Durante los dos días (casi tres) que Yésica Arman estuvo desaparecida, las hipótesis mediáticas la emparentaban con un imaginario muy lejano al de su realidad cotidiana. Distintas versiones fueron apareciendo a medida que sucedían los días. La primera estrategia fue mostrarla con el rostro angelical de una adolescente con toda la esterotipia vinculada con la mujer impoluta y sacrosanta, de indefensión lastimosa. La imagen de una casi niña con feminidad heterosexual, sin un ápice de su devenir, sin noción de una feminidad lésbica, ni una masculinidad. Lo importante, lo único importante, parecía ser que era linda.
Así, con la construcción discursiva propia de la inocentona virgen, se la vinculaba subrepticiamente a una belleza que podría haber caído en la desaparición forzosa, con un tufo victimista cercano al horror sexual, o peor: pariente de la retórica de la “trata de blancas”. De este modo, La Rusa fue cosificada por sus ojos claros y convertida en sujeto deseable al ojo del periodista masculinoide. El pánico sexual del mensaje rodeaba su ausencia, y sobre todo un eco subterráneo fortalecía el disciplinamiento ejemplificador para las futuras reinas: “Cuidado, el homicida acecha”.

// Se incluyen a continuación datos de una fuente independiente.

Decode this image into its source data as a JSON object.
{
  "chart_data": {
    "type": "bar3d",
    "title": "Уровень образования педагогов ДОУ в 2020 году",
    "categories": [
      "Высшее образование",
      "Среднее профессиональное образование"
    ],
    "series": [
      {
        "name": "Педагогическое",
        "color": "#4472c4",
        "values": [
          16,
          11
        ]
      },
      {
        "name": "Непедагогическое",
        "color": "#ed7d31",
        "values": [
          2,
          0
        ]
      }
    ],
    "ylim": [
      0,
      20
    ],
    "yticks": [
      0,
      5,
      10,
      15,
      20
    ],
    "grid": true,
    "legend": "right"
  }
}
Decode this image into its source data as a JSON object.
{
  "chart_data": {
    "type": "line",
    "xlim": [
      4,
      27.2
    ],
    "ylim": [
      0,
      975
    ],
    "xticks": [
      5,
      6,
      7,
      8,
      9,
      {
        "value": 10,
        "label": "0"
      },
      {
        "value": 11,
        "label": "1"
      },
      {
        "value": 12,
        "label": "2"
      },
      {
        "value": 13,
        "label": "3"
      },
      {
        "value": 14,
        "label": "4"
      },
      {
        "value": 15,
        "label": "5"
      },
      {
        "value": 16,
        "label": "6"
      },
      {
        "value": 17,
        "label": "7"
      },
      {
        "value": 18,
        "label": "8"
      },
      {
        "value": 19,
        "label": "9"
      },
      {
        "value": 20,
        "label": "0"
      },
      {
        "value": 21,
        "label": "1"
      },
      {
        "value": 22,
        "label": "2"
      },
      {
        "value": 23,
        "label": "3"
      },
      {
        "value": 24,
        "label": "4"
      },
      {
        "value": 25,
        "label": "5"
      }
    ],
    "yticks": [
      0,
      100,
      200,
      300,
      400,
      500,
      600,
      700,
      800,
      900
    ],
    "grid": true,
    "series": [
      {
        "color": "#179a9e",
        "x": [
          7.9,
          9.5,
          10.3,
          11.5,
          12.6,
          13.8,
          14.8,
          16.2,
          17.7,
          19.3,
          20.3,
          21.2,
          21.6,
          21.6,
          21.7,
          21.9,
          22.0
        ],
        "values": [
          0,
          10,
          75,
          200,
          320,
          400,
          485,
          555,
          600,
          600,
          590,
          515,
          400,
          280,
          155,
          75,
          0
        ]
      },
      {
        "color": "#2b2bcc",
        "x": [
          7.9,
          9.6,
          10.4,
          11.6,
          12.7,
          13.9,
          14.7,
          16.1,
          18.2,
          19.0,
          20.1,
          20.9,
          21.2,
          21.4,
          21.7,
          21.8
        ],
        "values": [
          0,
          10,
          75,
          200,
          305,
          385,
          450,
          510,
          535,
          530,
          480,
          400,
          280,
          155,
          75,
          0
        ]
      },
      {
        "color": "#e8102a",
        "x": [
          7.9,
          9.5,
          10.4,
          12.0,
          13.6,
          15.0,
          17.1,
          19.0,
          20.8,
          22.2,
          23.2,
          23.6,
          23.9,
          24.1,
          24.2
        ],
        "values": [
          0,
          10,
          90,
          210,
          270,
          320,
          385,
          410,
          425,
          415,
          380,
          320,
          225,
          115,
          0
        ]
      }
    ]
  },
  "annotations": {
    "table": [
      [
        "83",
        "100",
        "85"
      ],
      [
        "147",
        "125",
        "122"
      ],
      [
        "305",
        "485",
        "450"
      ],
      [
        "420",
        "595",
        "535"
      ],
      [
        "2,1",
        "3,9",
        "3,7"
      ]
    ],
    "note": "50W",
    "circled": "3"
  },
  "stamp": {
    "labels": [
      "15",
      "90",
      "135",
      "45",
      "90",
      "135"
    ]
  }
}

No obstante, a los pocos días dijeron que se descartaba la violación. Ergo: la imagen de la diosa púber empezó a contrastar demasiado con la mujer deportista que usaba zapatillas, capucha, se tapaba las curvas y que tomó una decisión fatal el domingo después del desayuno. “Encontraron ahorcada a una reina de la belleza”, rezaban los diarios que mienten, y al invento le llamaron noticia. Pero una vez que las pericias y la autopsia confirmaron el hecho suicida, la retórica empezó a cambiar. Los titulares dijeron entonces “Encontraron muerta a una futbolista en un descampado tras pelearse con su novia”, y la ficción se volvió más amarilla. Ahora dicen que la encontraron en un descampado, antes era en una finca familiar. ¿El dato de su intimidad implicó su descenso en el status social? Esta mujer joven que ocupó los espacios que no le fueron regalados dejó de ser, de un día para otro, la inocente víctima evaluada por algún jurado local para convertirse en la metáfora de la soledad taciturna. A su cuerpo devaluado lo rodea el silencio. Y ya nadie dice nada más.